İlk İfadesi Ortaya Çıktı

Olayın ardından Arif Güran’ın jandarmaya verdiği ifadeler, dava sürecinde önemli bir yer alıyor. Arif Güran, üvey annesi Süheyla Özkan ve diğer bazı akrabalarından şüphelendiğini belirterek "Ben artık kimseye güvenmiyorum" dedi. İfadesinde, "Birinci günün sabah saatlerinde üvey annem Süheyla Özkan evime geldi. Kendisi olayın birinci gününden sonra bir daha evime gelmedi. İki – üç gün kendisi, kız kayıp olmasına rağmen bu şahsın evlerinin önünü sildiğini, yıkadığını, saman torbalarını taşıdığını, rahat bir tavır ve hareketlerde olduğunu fark ettim. Konuşmalarında kendisini saflığa vurarak konuştuğunu anladım. Evde olduğum esnada insanların hal ve tavırlarını gözlemlemeye başladım.Süheyla Özkan ve çocukları olan Ömer Güran, İbrahim Güran isimli şahısların tavır ve hareketlerini beğenmedim, bunlar çok rahat gözüküyordu. Bunu da orada görevli jandarma komutanına da söyledim.
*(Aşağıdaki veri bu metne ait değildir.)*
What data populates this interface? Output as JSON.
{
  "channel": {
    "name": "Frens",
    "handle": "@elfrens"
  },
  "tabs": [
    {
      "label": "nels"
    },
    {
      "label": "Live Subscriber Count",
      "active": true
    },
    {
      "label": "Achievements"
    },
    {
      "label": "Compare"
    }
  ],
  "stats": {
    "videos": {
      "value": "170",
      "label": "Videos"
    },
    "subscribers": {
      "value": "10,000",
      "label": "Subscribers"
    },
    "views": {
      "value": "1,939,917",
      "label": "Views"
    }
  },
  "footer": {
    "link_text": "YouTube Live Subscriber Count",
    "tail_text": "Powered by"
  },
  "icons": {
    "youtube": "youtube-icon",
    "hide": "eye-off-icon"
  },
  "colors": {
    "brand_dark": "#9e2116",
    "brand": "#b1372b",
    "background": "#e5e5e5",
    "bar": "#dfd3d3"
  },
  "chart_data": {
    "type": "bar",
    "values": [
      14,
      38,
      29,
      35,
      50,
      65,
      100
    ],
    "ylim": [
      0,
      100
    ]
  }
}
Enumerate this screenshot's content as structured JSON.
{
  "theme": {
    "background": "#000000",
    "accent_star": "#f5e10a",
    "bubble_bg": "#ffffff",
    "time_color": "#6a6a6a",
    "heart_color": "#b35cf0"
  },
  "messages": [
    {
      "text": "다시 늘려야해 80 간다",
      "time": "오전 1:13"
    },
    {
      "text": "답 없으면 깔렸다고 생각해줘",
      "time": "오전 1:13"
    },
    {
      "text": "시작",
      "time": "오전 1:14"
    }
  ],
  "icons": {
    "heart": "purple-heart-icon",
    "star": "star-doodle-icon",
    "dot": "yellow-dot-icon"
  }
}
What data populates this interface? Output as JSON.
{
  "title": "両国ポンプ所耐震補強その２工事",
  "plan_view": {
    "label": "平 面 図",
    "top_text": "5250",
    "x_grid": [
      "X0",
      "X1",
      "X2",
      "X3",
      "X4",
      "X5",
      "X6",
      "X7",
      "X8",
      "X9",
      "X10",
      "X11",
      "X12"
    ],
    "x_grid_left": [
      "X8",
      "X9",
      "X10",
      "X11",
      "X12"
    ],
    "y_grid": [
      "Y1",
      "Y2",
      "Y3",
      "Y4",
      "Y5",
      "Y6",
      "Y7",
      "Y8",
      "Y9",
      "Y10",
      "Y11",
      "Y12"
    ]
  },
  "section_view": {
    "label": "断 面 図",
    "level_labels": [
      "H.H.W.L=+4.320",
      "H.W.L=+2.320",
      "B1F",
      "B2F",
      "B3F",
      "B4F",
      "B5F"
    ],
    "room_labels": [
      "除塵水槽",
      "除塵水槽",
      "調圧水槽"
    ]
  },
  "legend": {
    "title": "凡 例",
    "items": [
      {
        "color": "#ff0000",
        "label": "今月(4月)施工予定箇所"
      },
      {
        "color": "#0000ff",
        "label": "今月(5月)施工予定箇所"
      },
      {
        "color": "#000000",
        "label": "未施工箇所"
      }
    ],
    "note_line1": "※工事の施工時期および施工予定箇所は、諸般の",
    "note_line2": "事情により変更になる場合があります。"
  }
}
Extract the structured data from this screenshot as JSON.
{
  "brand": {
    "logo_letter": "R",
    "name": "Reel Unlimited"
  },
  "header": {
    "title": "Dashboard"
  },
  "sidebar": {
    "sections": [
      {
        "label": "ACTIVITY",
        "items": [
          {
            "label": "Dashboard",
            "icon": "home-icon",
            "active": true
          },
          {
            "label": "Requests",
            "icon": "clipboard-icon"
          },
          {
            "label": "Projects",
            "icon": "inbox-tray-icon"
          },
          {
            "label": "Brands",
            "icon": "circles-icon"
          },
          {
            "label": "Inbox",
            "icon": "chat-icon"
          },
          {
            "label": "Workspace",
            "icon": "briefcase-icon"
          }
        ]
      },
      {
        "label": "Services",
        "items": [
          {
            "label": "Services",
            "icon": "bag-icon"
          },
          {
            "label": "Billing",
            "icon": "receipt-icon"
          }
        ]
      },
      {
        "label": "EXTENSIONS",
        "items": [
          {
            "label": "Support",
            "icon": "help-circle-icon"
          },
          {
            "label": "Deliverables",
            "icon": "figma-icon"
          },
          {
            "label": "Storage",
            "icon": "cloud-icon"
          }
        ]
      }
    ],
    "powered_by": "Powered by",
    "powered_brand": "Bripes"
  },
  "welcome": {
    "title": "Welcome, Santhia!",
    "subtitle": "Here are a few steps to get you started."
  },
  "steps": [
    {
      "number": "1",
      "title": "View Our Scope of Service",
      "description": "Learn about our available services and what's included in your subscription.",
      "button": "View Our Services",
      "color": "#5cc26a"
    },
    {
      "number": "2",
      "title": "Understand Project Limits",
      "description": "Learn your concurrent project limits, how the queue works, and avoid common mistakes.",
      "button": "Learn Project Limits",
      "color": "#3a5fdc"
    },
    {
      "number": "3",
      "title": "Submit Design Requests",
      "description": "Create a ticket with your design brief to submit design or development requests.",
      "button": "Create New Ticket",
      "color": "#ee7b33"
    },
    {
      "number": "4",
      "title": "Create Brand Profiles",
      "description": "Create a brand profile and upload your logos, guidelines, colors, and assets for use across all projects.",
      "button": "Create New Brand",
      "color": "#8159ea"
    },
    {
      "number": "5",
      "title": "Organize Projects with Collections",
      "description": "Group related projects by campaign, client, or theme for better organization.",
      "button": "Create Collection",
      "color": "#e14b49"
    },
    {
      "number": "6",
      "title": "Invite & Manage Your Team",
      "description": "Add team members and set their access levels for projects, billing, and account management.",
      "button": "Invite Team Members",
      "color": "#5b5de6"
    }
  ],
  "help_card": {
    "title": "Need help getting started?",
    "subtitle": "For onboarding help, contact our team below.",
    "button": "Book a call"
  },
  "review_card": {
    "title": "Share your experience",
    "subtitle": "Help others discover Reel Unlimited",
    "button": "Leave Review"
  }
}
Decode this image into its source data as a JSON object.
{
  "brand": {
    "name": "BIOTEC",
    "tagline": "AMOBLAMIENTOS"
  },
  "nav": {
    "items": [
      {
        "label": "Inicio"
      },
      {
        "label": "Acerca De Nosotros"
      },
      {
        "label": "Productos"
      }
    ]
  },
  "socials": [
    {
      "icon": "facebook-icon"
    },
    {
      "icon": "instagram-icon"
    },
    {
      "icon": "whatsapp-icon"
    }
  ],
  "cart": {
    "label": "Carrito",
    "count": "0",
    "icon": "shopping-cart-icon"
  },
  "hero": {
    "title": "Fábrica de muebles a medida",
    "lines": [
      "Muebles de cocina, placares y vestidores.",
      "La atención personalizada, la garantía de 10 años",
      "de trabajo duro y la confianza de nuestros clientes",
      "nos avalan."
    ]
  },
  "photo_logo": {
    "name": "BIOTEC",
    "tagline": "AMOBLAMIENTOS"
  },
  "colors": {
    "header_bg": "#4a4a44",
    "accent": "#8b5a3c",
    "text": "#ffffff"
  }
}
Bu esnada Barış Güran isimli şahsın yanında çalışan Ömer diye söylenen şahsın da olaydan sonra köyden ve ortadan kayboldu. Düğün davetiyesinin dağıtılması hususunda kardeşim Barış Güran’ın Derik tarafına davetiye dağıtmaya gittiğini, oğlu olan Hüseyin Güran 21 Ağustos’ta yani Narin’in kaybolduğu gün nasıl ve kimle gittiğini bilmiyorum ama Mardin/Derik ilçesine gittiğini, kendisinin neden babası ile gitmediğini, dönüşte de Hüseyin Güran’ın babasını arayarak beni de Derik’ten alın ve Diyarbakır’a götürün dediğini öğrendim ancak ne ile kim ile gittiğini bilmiyorum" dedi.

Onlardan Şüpheleniyorum

Arif Güran’ın ifadesinde, "Bu hususların yeğenim Uğur Güran bana 28 Ağustos’ta söyledi. Bende ona kızdım neden şimdiye kadar söylemedin dedim. O da bilemediğini söyledi. Bu durumdan dolayı hususunda kardeşim Baran Güran’ın Derik tarafına davetiye dağıtmaya gittiğini, oğlu olan Hüseyin Güran’dan şüpheleniyorum. Uğur Güran’ın ifadesinin alınmasını istiyorum.Güran beni arayarak, beni ve köylüleri bizim köyün etrafında alakasız köylere doğru göndermeye çalışıyor, arama esnasında Barış’ın boşuna bağırıp çağırdığı ve anlamsız konuşmalarının olduğunu Ömer Güran’ın aynı şekilde bizi köy mevkiinin uzak çevre yolunda Necmettin Duran isimli şahsın oğlu ile konuştuğunu, evlerinin altına atıldığını öğrendiğini ve bu hareketlerinden dolayı yine kendisine kızdım. Görevli jandarma ekibi ile ayrıldım, arama olayında devamlı hedef şaşırtma yapıyorlar kendilerinden şüpheleniyorum" diye konuştu.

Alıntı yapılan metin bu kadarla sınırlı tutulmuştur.